TEMPO.CO, Jakarta - Lembaga Biologi Molekuler Eijkman atau Lembaga Eijkman menanggapi informasi iklim menjadi penyebab risiko virus corona di Indonesia rendah.
Menurut Kepala Lembaga Biologi Mokuler Eijkman Amin Subandrio, Eijkman belum memiliki bukti bahwa iklim menjadi faktor penyebaran virus yang disebut 2019-nCoV itu.
Amin tidak pernah mengatakan bahwa iklim memiliki pengaruh. “Yang menyatakan bahwa situasi iklim di Indonesia berpengaruh pada tidak ada kasus virus corona itu bukan saya,” katanya ketika dihubungi, Senin, 3 Februari 2020. Dia menambahkan, “Karena tetangga kita (Singapura dan Malaysia) yang memiliki iklim serupa terpengaruh, jadi kami tidak memiliki bukti.”
Sebelumnya, ahli paru dari Fakultas Kedokteran Universitas Indonesia Erlina Burhan mengatakan Indonesia memiliki iklim tropis dengan sinar matahari sangat menyengat. “Virus akan mati dalam kondisi panas. Kalau virus corona berada di udara dan kena panas, harusnya mati. Itulah sebabnya risiko di Indonesia lebih rendah,” katanya dalam acara Info Sehat FKUI pada Kamis, 30 Januari 2020.
Hingga saat ini, mengutip laman Asiaone, Otoritas Cina mengkonfirmasi bahwa virus corona, yang pertama kali terdeteksi di Wuhan, Cina, itu menyebabkan setidaknya 361 korban tewas dan lebih 17 ribu kasus terinfeksi.
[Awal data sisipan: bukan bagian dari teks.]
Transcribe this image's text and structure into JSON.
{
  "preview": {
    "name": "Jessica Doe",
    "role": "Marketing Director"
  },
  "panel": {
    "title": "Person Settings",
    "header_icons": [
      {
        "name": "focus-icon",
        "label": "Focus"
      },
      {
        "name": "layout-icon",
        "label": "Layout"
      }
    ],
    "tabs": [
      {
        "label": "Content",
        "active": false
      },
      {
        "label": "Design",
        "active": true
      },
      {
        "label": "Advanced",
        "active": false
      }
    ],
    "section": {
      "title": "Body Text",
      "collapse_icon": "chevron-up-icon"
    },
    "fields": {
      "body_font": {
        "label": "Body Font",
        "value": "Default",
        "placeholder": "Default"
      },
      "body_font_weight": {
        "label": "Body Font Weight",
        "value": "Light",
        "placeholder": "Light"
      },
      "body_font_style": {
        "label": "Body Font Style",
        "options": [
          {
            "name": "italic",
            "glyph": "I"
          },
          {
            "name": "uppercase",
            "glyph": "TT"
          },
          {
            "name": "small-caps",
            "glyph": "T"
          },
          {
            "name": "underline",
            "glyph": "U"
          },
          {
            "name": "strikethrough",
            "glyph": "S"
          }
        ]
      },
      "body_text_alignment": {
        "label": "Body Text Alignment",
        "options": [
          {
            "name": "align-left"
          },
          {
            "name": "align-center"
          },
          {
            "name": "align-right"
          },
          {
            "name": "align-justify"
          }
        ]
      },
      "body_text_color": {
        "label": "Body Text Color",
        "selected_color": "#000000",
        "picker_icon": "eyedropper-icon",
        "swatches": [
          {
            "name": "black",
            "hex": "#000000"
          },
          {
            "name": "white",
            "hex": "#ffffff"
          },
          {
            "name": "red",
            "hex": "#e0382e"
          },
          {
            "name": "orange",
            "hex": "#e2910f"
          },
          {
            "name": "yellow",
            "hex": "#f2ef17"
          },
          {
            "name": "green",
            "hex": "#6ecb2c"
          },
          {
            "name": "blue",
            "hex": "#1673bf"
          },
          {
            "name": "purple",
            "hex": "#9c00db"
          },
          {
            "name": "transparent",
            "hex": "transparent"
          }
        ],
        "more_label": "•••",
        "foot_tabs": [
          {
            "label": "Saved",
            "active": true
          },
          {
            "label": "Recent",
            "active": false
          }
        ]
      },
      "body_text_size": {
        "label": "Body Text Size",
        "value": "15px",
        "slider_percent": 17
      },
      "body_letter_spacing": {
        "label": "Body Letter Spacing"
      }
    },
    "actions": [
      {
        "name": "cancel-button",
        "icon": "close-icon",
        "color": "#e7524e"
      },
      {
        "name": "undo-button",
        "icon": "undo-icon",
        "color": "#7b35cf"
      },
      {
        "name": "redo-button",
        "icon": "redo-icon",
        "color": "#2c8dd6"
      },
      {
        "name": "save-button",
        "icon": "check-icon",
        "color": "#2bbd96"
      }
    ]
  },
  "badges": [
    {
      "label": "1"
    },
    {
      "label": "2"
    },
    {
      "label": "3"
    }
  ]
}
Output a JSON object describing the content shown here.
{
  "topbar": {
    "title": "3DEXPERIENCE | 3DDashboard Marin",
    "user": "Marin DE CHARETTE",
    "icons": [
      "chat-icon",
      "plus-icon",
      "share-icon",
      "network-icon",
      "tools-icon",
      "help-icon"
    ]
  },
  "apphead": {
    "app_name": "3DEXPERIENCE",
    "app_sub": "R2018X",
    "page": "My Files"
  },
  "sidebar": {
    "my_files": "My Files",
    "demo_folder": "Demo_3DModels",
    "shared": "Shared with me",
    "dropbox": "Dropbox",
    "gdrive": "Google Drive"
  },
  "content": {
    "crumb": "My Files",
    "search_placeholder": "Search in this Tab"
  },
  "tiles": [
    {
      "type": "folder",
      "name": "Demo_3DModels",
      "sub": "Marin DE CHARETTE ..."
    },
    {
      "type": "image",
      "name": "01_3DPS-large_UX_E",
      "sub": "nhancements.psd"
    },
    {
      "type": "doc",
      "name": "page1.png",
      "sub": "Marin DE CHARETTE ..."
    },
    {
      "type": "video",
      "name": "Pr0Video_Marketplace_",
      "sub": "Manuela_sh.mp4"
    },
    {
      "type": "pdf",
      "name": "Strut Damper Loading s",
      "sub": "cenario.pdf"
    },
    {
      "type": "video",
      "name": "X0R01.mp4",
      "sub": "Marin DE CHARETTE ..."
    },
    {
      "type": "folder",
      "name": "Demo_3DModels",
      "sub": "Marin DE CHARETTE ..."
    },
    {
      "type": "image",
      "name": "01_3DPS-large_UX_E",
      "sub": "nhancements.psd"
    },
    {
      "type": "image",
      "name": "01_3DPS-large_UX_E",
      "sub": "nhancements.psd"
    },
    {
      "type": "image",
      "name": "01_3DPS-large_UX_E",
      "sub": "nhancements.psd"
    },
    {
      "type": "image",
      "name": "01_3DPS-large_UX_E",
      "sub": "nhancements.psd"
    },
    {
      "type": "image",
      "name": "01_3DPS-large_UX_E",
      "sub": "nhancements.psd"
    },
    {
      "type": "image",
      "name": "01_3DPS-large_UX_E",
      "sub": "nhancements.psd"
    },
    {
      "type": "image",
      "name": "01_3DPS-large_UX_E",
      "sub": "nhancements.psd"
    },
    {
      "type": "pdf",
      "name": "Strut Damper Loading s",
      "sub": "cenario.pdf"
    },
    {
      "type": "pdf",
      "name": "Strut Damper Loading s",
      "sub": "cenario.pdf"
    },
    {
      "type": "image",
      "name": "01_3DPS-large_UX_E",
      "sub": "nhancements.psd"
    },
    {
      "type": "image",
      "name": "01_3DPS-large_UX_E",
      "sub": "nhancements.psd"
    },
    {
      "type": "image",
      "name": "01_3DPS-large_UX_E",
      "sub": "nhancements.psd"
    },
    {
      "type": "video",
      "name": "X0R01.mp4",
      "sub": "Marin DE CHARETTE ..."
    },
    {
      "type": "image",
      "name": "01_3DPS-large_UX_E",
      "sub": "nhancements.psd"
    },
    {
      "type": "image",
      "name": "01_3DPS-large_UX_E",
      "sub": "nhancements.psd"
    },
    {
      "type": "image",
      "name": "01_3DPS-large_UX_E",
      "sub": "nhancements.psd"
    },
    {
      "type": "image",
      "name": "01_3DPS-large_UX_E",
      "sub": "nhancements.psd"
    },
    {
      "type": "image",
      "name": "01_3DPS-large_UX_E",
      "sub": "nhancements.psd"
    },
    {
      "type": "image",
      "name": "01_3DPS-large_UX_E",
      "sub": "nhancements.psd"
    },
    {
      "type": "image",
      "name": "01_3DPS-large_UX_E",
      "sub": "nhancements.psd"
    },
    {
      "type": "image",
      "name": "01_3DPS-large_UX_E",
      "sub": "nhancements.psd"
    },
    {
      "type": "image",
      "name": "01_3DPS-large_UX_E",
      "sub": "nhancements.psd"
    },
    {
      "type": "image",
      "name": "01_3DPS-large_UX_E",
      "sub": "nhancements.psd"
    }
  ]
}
Amin yang juga Professor of Clinical Microbiology Universitas Indonesia menambahkan bahwa belum ada juga penelitian yang secara khusus memperlihatkan bahwa iklim di Indonesia tidak menguntungkan virus itu.
“Tapi Indonesia sudah punya kemampuan untuk mendeteksi virus corona secara umum, seperti SARS dan MERS. Jadi jika memang ada virus corona dalam sampel pasien, pasti terdeteksi,” lanjut Amin.